Escribir es exactamente eso: avanzar casi a ciegas, tanteando en la bruma del lenguaje. Y cuanta más vida y más lecturas lleves en la mochila, mejores serán tus intuiciones. Quien más que una buena historia por contar pretende palabras bonitas, música impecable, ritmo absoluto, postureo literario, no dispara un tiro y a menudo lo achicharran sin salir de la trinchera. Flaubert empleaba semanas en un párrafo hasta que lo dejaba bruñido como el acero y logró páginas perfectas, pero también el veneno de esa obsesión: el creador prisionero de sí mismo. Faulkner, en cambio, aconsejaba lo opuesto: «El escritor nunca debe sentirse satisfecho. Siempre imagina más allá de lo que puede alcanzar». Escribir una novela no es un desfile de gala, sino barro, fatiga y que te peguen tiros en cada página. Quien se atrinchera en el párrafo perfecto puede perecer en él, pues ignora el antiguo consejo militar: «Nunca demasiado tiempo y nunca en el mismo sitio». 
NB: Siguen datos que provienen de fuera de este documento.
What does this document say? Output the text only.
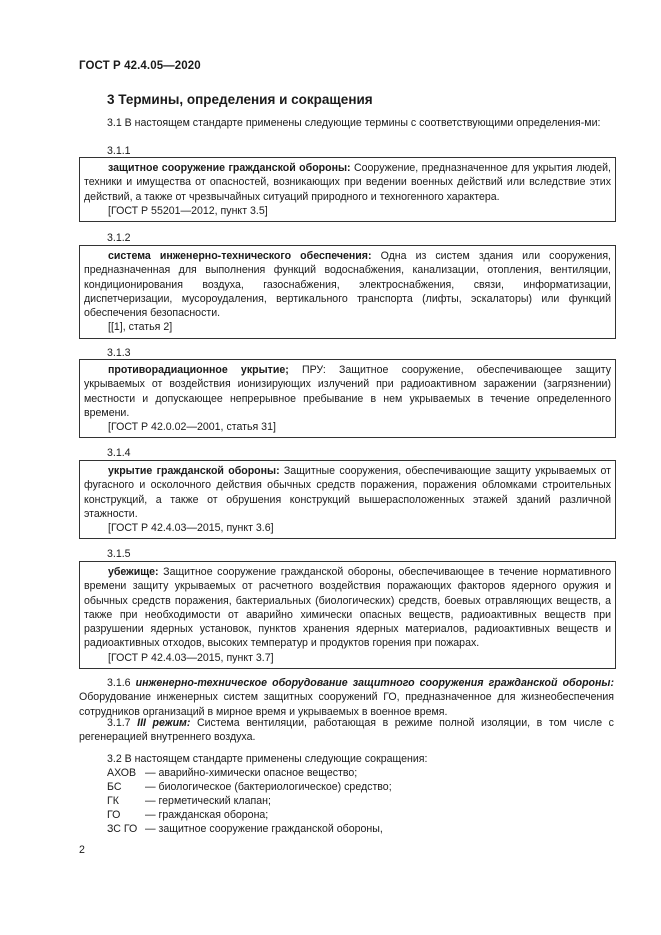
ГОСТ Р 42.4.05—2020
3 Термины, определения и сокращения
3.1 В настоящем стандарте применены следующие термины с соответствующими определения-ми:
3.1.1
защитное сооружение гражданской обороны: Сооружение, предназначенное для укрытия людей, техники и имущества от опасностей, возникающих при ведении военных действий или вследствие этих действий, а также от чрезвычайных ситуаций природного и техногенного характера.
[ГОСТ Р 55201—2012, пункт 3.5]
3.1.2
система инженерно-технического обеспечения: Одна из систем здания или сооружения, предназначенная для выполнения функций водоснабжения, канализации, отопления, вентиляции, кондиционирования воздуха, газоснабжения, электроснабжения, связи, информатизации, диспетчеризации, мусороудаления, вертикального транспорта (лифты, эскалаторы) или функций обеспечения безопасности.
[[1], статья 2]
3.1.3
противорадиационное укрытие; ПРУ: Защитное сооружение, обеспечивающее защиту укрываемых от воздействия ионизирующих излучений при радиоактивном заражении (загрязнении) местности и допускающее непрерывное пребывание в нем укрываемых в течение определенного времени.
[ГОСТ Р 42.0.02—2001, статья 31]
3.1.4
укрытие гражданской обороны: Защитные сооружения, обеспечивающие защиту укрываемых от фугасного и осколочного действия обычных средств поражения, поражения обломками строительных конструкций, а также от обрушения конструкций вышерасположенных этажей зданий различной этажности.
[ГОСТ Р 42.4.03—2015, пункт 3.6]
3.1.5
убежище: Защитное сооружение гражданской обороны, обеспечивающее в течение нормативного времени защиту укрываемых от расчетного воздействия поражающих факторов ядерного оружия и обычных средств поражения, бактериальных (биологических) средств, боевых отравляющих веществ, а также при необходимости от аварийно химически опасных веществ, радиоактивных веществ при разрушении ядерных установок, пунктов хранения ядерных материалов, радиоактивных веществ и радиоактивных отходов, высоких температур и продуктов горения при пожарах.
[ГОСТ Р 42.4.03—2015, пункт 3.7]
3.1.6 инженерно-техническое оборудование защитного сооружения гражданской обороны: Оборудование инженерных систем защитных сооружений ГО, предназначенное для жизнеобеспечения сотрудников организаций в мирное время и укрываемых в военное время.
3.1.7 III режим: Система вентиляции, работающая в режиме полной изоляции, в том числе с регенерацией внутреннего воздуха.
3.2 В настоящем стандарте применены следующие сокращения:
АХОВ — аварийно-химически опасное вещество;
БС — биологическое (бактериологическое) средство;
ГК — герметический клапан;
ГО — гражданская оборона;
ЗС ГО — защитное сооружение гражданской обороны,
2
Hay, en fin, escritores convencidos de que una novela –la poesía es otra cosa– se gana en la retaguardia de lo impecable. Y allí se quedan muchos, enredados en los sargazos de su propia sintaxis, construyendo fortificaciones perfectas mientras el enemigo atraviesa el bosque por otro lado. La página absoluta, si existe, pocas veces se fabrica con orfebrería: se conquista en el calor del combate, como un altozano tomado a la carrera, y suele aparecer cuando estás exhausto y manchado de barro. Quien la busca como objetivo final, quien confunde contar buenas historias con hacer encaje de bolillos, se condena desde el principio. Igual que los viejos legionarios, el narrador de infantería sólo tiene dos opciones: o marchas, o mueres.